Kur'an-ı Kerim Müslüman ruhunun rumuzudur...

Bu çerçevede, Kur'an-ı Kerim'i tezyif etmek, İslam'ı ve Müslüman toplumunu tezyif etmektir. Kur'an-ı Kerim'i tahkir, Müslüman toplumunu tahkirdir... Müslüman, Kur'an'dan ayrı düşünülemez.

Haklı olarak İslam dünyası, Türkiye başta olmak üzere, Filipinler'den, Malezya'dan, Arap Yarımadasındaki tüm ülkelerden, Afrika kıtasından, Avrupalı Müslümanlardan büyük tepki yükseldi. Bunun karşısında Kur'an yakma eyleminin kişisel özgürlük olduğunu ileri sürenler oldu... Kitap yakmakla namlı bir tarihi var Avrupa'nın, bu geçmişleri onların bugünlerini de esir almış gözüküyor. Umberto Eco, Gül'ün Adı adlı kitabında, Orta Çağ boyunca Kilise adamlarının yaktıkları kütüphanelerden bahseder, yasaklı kitaplardan, yasaklı kütüphanelerden... Endülüs'te, Kurtuba'da, Gırnata'da, İşbiliyyede yakılmadık kütüphane bırakmamıştır Haçlılar... Hitler dönemi Almanya'sı kitapları şehir meydanlarında yakmakla namlıdır. Mussolini İtalya'da yasaklı kitapları denize döktürmüştür... Böyle bir künyesi olan Avrupa belleği, İslam âleminin kutsal kitabı yakılırken de zevke seyrediyor...

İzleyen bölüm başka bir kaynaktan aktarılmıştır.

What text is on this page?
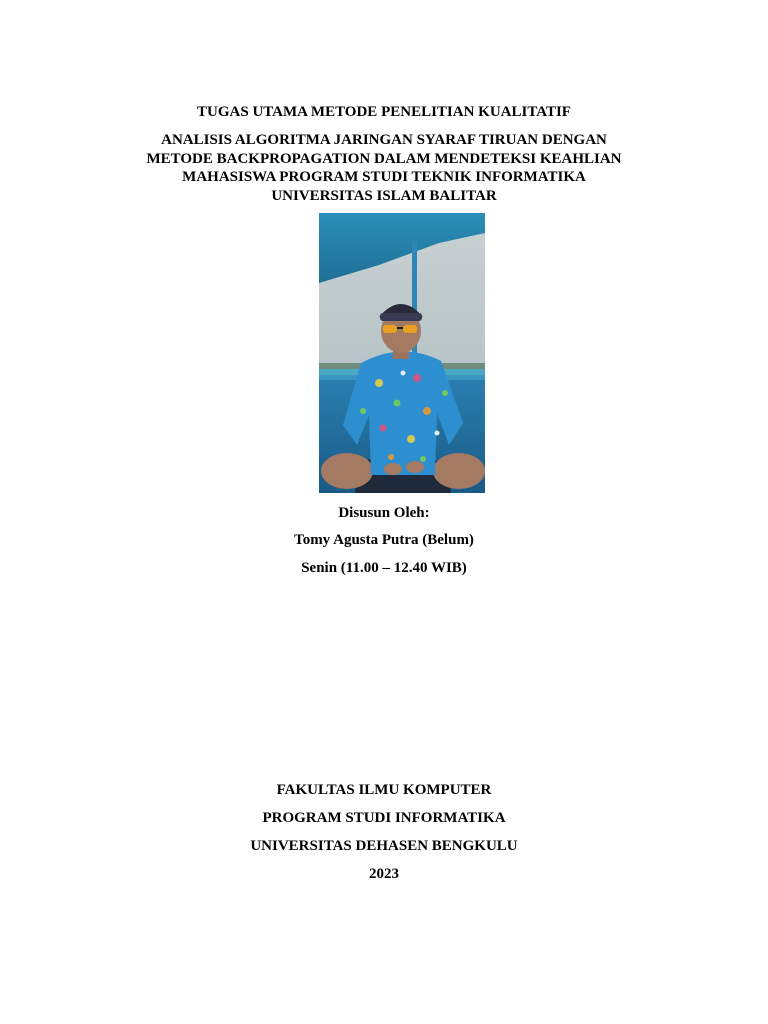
TUGAS UTAMA METODE PENELITIAN KUALITATIF
ANALISIS ALGORITMA JARINGAN SYARAF TIRUAN DENGAN
METODE BACKPROPAGATION DALAM MENDETEKSI KEAHLIAN
MAHASISWA PROGRAM STUDI TEKNIK INFORMATIKA
UNIVERSITAS ISLAM BALITAR
Disusun Oleh:
Tomy Agusta Putra (Belum)
Senin (11.00 – 12.40 WIB)
FAKULTAS ILMU KOMPUTER
PROGRAM STUDI INFORMATIKA
UNIVERSITAS DEHASEN BENGKULU
2023
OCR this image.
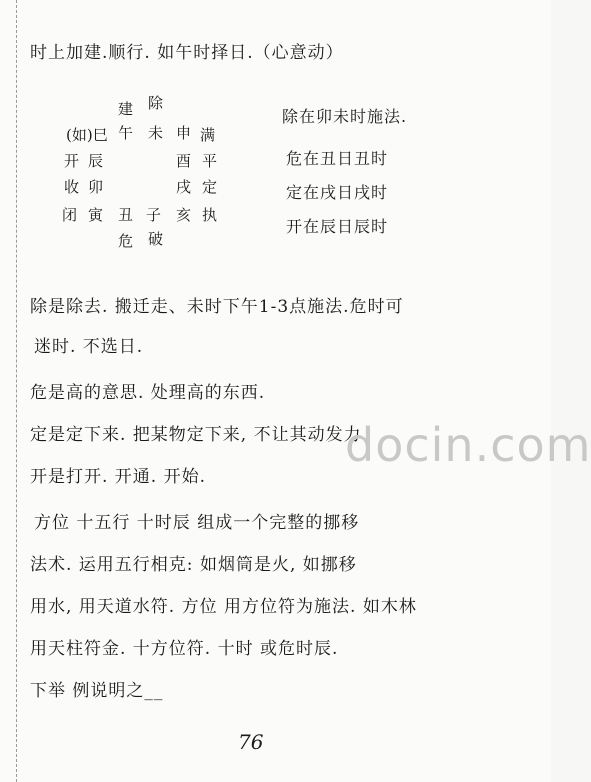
时上加建.顺行. 如午时择日.（心意动）
建 除
(如)巳 午 未 申 满
开 辰	酉 平
收 卯	戌 定
闭 寅 丑 子 亥 执
危 破
除在卯未时施法.
危在丑日丑时
定在戌日戌时
开在辰日辰时
除是除去. 搬迁走、未时下午1-3点施法.危时可
迷时. 不选日.
危是高的意思. 处理高的东西.
定是定下来. 把某物定下来, 不让其动发力.
开是打开. 开通. 开始.
方位 十五行 十时辰 组成一个完整的挪移
法术. 运用五行相克: 如烟筒是火, 如挪移
用水, 用天道水符. 方位 用方位符为施法. 如木林
用天柱符金. 十方位符. 十时 或危时辰.
下举 例说明之__
docin.com
76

Hayır! Bunu kabul etmiyoruz! Müslümanların inanç ve değerler dünyası ile alay etmek, fikir özgürlüğü değil, pespayeliktir, kötücüllüktür, şeytaniliktir...

Peki, dışarıda olan bu çirkin ve kirli işlerin benzeri bizim kendi ülkemizde yaşanırsa ne olur?

Sözgelimi Ankara'da bir camide kadın kılığı giymiş bir şahsiyetsizin verdiği iğrenç pozları, sadece o mahlûkun ahmaklığına mı vereceğiz? Bu bir insan hakkıdır mı diyeceğiz? Sanattır mı diyeceğiz? Özgürlük mü diyeceğiz? Ne diyeceğiz?

Bu iğrenç fiiller için caminin seçilmiş olması, daha en başından bu çirkinliğin aslında bir provokasyon amacı da taşıdığını göstermiyor mu? Hele hele kadın giysileri giymiş bir erkek oluşu aynı zamanda, eşcinsellik sorgusunu da getireceği için bilinçli olarak tercih edilmiş birisi olduğunu düşündürtüyor... Eşcinsellere, transseksüellere hiç kimse söz söyleyemiyor ya, 'camiye dansöz soksak kimse bize laf söyleyemez'e getiriyorlar işi...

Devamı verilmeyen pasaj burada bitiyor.